Oleta Wise ‘never saw a bad boy at school’

This is the latest in a series on Milam County women.

O leta Modesette was born in 1908 in the Tracy community to John and Stella Modesette. The family moved to Cameron when she was 13.

Oleta said she always knew her calling in life was teaching.

She taught one year of school at Hanover before stopping to marry I.V. ( Vel) Wise. Four children were born to this union and after they were grown, she picked up where she had left off in the teaching profession.

Oleta had one year of college at Tarleton State and with that she obtained an emergency certificate.

She continued to attend college at Southwest Texas State and the University of Mary Hardin-Baylor, during the summers.

She received her bachelors degree in 1957, while she balanced her roles as mother, wife and churchwoman.

At Milano, she taught first grade for a couple of years; but advanced to second grade where she served out her tenure of 30 years.

She marveled that she never had a bad boy in school. Some were mischievous and full of life but never a bad one, She had a way with students, letting them know that she knew they had the capability to learn.

She taught a couple of generations within a family, having taught the parents and some of their children. Teaching rubbed off on her children, as three were valedictorians and one a salutatorian at Milano.

After her husband died in 1973, she decided to retire from teaching. She thought of her students as “almost family.”

Oleta was always involved in the Liberty United Methodist Church.

In 2000 she was named Woman of the Year by Texas Annual Conference for keeping her church open during times when attendance dropped.

She was recognized by Yoe Foundat ion for her lifet ime accomplishments.

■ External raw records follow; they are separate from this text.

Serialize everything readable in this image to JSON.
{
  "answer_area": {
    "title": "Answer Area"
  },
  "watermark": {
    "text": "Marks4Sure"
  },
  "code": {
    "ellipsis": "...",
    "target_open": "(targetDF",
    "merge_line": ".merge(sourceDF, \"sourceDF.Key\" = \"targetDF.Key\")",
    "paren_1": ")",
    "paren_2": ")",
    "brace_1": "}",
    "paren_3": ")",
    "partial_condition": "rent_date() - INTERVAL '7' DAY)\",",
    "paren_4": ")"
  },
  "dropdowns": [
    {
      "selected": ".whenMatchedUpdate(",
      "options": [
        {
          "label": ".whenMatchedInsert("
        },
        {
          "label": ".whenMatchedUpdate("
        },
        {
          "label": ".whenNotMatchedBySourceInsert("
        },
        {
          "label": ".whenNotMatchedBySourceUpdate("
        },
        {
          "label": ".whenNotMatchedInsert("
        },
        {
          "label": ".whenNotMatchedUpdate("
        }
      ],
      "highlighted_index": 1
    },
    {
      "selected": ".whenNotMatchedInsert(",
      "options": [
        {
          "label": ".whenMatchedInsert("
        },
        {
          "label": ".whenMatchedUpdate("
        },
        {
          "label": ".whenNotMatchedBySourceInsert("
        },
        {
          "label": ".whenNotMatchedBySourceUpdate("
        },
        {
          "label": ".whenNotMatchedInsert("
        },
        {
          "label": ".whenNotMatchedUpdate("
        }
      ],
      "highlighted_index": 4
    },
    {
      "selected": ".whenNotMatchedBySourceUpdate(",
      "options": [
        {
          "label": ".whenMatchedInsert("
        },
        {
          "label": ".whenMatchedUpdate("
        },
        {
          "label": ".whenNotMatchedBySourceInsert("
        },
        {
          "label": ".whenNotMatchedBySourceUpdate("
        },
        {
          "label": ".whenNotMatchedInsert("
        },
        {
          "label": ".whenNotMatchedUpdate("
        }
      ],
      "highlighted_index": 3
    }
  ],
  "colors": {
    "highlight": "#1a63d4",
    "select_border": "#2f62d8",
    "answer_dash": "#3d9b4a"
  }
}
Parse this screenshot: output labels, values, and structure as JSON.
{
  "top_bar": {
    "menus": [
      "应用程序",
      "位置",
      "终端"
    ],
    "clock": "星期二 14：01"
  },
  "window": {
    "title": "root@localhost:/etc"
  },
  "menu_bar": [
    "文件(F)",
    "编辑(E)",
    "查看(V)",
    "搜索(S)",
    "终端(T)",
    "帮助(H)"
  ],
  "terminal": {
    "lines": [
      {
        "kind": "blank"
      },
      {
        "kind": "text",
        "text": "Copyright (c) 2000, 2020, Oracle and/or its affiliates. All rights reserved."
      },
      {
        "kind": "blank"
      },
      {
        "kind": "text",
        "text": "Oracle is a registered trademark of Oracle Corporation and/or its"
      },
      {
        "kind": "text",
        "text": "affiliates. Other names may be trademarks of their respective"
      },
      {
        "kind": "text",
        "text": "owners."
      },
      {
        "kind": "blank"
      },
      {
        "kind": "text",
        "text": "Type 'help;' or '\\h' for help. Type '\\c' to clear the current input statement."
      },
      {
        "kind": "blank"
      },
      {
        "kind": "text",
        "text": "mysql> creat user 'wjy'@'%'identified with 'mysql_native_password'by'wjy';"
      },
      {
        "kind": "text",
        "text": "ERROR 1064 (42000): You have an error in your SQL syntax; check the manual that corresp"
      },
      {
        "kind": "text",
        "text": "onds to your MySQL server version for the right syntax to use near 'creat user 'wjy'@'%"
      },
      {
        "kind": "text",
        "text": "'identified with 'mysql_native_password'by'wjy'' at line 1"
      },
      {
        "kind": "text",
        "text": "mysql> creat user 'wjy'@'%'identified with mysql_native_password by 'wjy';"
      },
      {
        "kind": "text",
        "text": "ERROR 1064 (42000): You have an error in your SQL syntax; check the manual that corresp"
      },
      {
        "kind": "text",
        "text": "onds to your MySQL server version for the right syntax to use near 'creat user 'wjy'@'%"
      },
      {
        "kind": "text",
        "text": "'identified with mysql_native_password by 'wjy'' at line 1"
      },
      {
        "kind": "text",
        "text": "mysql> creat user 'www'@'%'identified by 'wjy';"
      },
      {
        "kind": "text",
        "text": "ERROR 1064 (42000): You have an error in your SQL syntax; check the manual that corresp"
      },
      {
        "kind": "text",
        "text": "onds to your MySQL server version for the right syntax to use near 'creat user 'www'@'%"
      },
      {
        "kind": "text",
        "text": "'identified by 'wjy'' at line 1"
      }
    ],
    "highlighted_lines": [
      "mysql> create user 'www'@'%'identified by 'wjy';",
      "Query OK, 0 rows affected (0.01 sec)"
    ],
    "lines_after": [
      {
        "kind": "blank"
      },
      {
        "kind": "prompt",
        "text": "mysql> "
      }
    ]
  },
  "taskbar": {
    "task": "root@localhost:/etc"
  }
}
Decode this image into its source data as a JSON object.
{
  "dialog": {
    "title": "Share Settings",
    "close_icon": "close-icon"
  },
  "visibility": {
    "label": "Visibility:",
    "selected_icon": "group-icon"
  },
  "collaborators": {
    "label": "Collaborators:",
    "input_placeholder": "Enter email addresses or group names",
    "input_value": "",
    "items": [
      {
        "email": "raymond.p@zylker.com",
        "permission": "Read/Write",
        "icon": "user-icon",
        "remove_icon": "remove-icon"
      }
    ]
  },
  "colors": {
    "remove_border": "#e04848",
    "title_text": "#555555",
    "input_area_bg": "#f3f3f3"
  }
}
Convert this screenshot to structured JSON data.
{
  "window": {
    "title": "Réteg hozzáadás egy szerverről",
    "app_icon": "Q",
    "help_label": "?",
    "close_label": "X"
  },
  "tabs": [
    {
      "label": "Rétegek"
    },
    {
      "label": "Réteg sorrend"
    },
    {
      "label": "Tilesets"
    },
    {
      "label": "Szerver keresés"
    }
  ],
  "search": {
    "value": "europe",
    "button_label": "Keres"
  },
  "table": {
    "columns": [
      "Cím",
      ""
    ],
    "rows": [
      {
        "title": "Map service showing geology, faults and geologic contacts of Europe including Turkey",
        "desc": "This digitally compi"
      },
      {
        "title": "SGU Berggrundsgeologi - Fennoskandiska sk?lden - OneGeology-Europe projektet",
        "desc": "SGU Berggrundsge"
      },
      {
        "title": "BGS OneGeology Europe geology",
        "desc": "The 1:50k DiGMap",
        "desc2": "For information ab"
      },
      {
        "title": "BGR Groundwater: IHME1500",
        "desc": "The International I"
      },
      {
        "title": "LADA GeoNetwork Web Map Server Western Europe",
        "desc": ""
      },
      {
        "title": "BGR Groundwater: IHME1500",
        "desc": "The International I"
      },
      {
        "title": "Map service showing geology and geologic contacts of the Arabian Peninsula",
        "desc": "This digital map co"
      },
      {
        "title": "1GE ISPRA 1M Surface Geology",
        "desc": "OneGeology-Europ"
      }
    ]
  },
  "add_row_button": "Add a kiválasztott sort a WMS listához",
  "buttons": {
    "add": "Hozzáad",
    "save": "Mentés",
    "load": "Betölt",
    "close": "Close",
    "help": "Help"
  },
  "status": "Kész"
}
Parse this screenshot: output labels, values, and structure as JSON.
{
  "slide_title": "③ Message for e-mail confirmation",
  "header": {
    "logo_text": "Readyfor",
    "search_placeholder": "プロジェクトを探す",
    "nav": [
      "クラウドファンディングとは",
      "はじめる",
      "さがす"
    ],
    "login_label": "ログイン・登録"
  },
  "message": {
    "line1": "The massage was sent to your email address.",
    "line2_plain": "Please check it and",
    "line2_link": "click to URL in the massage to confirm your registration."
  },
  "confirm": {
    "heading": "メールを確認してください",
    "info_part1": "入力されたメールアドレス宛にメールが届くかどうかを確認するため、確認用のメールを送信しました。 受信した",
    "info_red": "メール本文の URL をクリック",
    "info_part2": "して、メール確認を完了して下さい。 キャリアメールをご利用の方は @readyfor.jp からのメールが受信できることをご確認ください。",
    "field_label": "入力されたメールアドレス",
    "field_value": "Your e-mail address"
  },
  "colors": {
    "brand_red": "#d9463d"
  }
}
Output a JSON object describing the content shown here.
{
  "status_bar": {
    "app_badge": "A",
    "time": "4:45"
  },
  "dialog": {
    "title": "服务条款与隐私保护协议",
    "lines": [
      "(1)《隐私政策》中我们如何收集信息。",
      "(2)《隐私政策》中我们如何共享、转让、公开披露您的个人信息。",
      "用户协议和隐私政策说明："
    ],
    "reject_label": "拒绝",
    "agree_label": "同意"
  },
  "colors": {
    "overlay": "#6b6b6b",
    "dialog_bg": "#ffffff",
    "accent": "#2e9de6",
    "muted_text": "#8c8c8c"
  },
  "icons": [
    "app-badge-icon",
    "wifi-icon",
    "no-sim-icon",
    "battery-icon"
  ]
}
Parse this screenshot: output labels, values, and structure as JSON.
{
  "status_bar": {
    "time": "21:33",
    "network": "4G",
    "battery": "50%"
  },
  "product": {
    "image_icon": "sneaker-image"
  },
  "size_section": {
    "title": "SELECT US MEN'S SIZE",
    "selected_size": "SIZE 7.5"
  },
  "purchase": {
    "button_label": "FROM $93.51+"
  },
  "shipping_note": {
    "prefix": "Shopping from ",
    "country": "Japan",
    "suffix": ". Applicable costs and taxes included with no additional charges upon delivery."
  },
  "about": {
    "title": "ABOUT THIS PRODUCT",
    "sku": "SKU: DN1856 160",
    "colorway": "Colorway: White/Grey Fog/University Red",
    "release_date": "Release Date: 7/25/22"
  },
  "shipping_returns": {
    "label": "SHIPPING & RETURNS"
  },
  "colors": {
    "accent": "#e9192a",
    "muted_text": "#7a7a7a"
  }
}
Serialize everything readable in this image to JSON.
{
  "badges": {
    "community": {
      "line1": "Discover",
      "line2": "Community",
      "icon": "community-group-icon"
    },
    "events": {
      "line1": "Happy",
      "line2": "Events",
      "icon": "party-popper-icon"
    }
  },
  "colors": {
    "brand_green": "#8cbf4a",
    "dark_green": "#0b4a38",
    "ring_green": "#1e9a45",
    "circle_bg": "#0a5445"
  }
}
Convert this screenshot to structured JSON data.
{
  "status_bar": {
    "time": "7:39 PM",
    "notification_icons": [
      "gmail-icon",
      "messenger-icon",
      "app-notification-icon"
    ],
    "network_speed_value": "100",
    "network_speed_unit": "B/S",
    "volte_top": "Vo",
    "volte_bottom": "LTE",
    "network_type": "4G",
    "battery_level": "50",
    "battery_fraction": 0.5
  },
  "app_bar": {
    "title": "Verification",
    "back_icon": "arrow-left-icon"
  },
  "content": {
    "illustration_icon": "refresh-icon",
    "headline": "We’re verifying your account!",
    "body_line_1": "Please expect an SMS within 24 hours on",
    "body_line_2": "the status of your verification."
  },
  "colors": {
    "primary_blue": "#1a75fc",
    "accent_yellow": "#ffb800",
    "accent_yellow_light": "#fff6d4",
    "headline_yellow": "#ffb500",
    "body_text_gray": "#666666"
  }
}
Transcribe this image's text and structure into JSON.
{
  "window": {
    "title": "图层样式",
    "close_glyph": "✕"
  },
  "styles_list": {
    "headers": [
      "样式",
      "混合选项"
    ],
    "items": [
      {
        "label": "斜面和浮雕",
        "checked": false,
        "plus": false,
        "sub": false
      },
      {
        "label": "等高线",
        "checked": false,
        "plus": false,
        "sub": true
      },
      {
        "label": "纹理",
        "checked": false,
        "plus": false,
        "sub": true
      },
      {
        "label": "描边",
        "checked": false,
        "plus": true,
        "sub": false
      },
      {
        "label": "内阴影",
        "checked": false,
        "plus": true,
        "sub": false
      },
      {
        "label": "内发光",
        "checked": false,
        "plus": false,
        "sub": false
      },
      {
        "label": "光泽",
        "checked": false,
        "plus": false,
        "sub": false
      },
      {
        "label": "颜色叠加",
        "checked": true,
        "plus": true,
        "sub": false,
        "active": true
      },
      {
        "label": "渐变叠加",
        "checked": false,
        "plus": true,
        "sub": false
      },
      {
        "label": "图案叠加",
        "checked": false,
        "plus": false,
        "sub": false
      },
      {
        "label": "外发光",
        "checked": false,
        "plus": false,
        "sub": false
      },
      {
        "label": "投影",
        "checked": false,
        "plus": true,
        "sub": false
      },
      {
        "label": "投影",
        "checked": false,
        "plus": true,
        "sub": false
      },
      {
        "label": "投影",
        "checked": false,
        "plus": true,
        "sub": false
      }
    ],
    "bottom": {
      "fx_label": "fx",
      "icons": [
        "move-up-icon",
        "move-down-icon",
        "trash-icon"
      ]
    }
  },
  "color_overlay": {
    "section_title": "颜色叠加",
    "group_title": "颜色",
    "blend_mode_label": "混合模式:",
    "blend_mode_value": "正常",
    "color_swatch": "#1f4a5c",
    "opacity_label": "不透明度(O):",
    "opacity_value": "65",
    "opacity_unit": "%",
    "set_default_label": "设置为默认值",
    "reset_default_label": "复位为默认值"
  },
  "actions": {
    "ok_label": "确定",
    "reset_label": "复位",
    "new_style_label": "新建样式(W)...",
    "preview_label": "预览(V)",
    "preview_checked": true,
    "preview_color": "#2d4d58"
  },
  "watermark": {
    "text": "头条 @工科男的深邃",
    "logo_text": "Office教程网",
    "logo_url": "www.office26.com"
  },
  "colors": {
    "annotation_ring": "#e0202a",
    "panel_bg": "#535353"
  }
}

Oleta had beautiful penmanship. She remembered her relatives by writing letters, which has become a lost art.

In her retirement, Oleta loved playing dominoes and especially 42. If you were lucky, you would draw her as a partner.

As she attained birthdays heading toward the 100 mark, she reluctantly moved in with her daughter and husband. She lived to be over 100 years and is buried by her husband at Liberty.

Oleta’s faith, her family and love and concern for mankind was her recipe for life.